Mit dem Wahrheitstee enthüllte uns der Kender eine so schwindelerregend verwickelte Geschichte, daß wir wußten, daß sie nicht erfunden sein konnte. Außerdem hat er unser Tal überhaupt nicht erwähnt, sondern statt dessen gesagt, ihr wärt auf der Suche nach einer jungen Frau und einem Zauberer.« Um seine Worte wirken zu lassen, machte Nanda eine Pause. »Wir wissen, wo die beiden sind, und glauben, daß die junge Frau in großer Gefahr schwebt.«
»Ihr habt sie gesehen?« fragte Tanis, der sich besorgt vorbeugte.
»Hoto hat sie gesehen«, sagte Nanda mit einem Blick auf seinen Urgroßvater mit der Kupferhaut, der sich von der Gruppe fernhielt.
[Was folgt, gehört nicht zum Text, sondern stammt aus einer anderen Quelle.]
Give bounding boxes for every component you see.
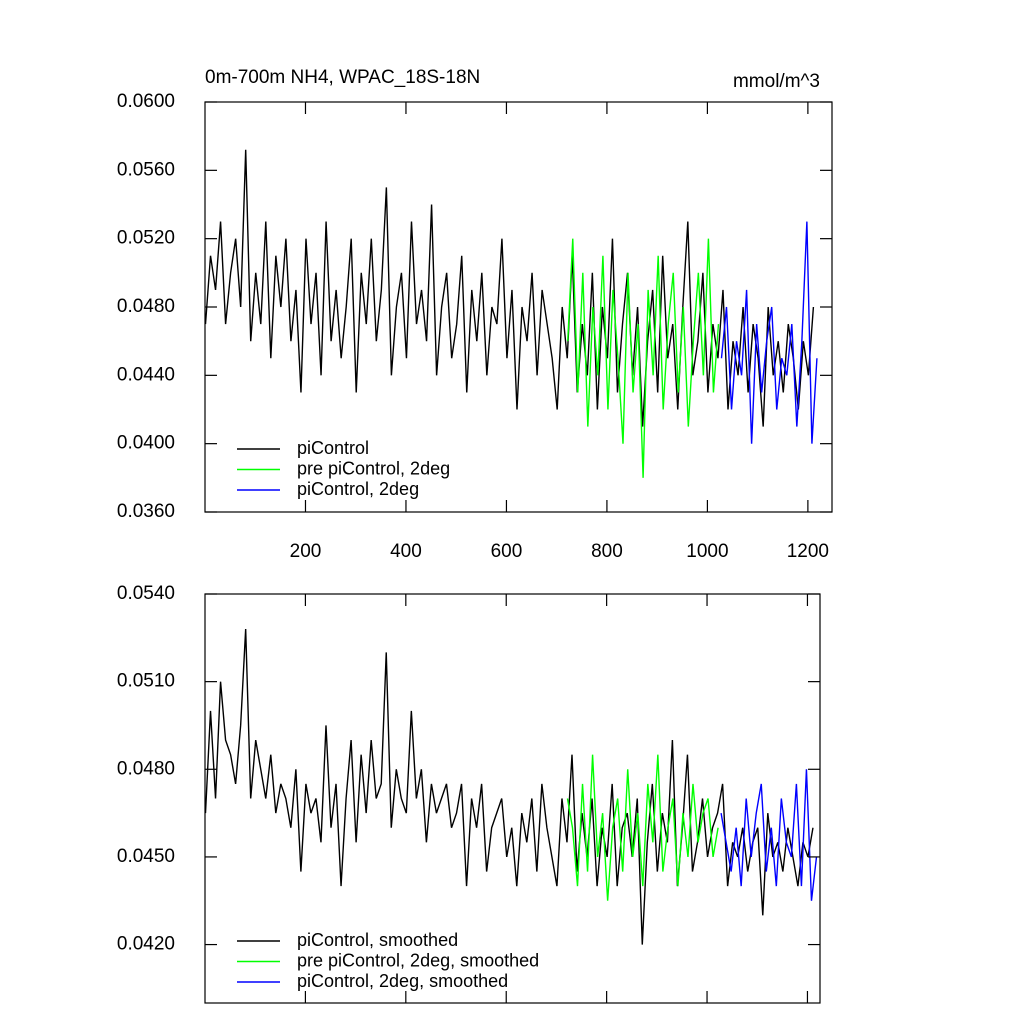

»Zuerst muß ich euch etwas erklären. Urgroßvater Hoto ist Verda, ein Ältester. Aus Gründen, die wir nicht verstehen, sterben manche Phaetone nicht an Altersschwäche. Statt dessen überkommt sie mit ungefähr neunzig Jahren – unserer normalen Lebenserwartung – der Wunsch, zur Sonne zu fliegen. Sie steigen immer höher und höher, bis entweder Erschöpfung oder Sauerstoffmangel oder beides sie das Bewußtsein verlieren läßt. Wenn sie wieder nach Krynn zurückfallen, findet eine wundersame Verwandlung statt. Sobald sie – immer noch viele tausend Fuß über der Erde – ihre Sinne wiedererlangen, entdecken sie, daß sie zu Verda geworden sind. Sie sind gewachsen, ihr Haar ist schneeweiß, die Spannweite ihrer Flammenflügel, ihre Beweglichkeit und ihre Ausdauer sind größer, während sie gleichzeitig weniger Nahrung, Wasser und Schlaf brauchen. Dann werden sie oft dreihundert Jahre alt.
Da sie von Natur aus Einzelgänger sind und abseits der Siedlung leben, dienen uns die Verda als Wachposten. Das erzähle ich euch, weil Urgroßvater Hoto den kahlköpfigen Zauberer schon seit Jahren einmal im Monat in die Berge fliegen sieht. Sein Ziel liegt genau vor der Grenze unseres Tals. Hoto ist schon lange davon überzeugt, daß er böse Absichten verfolgt.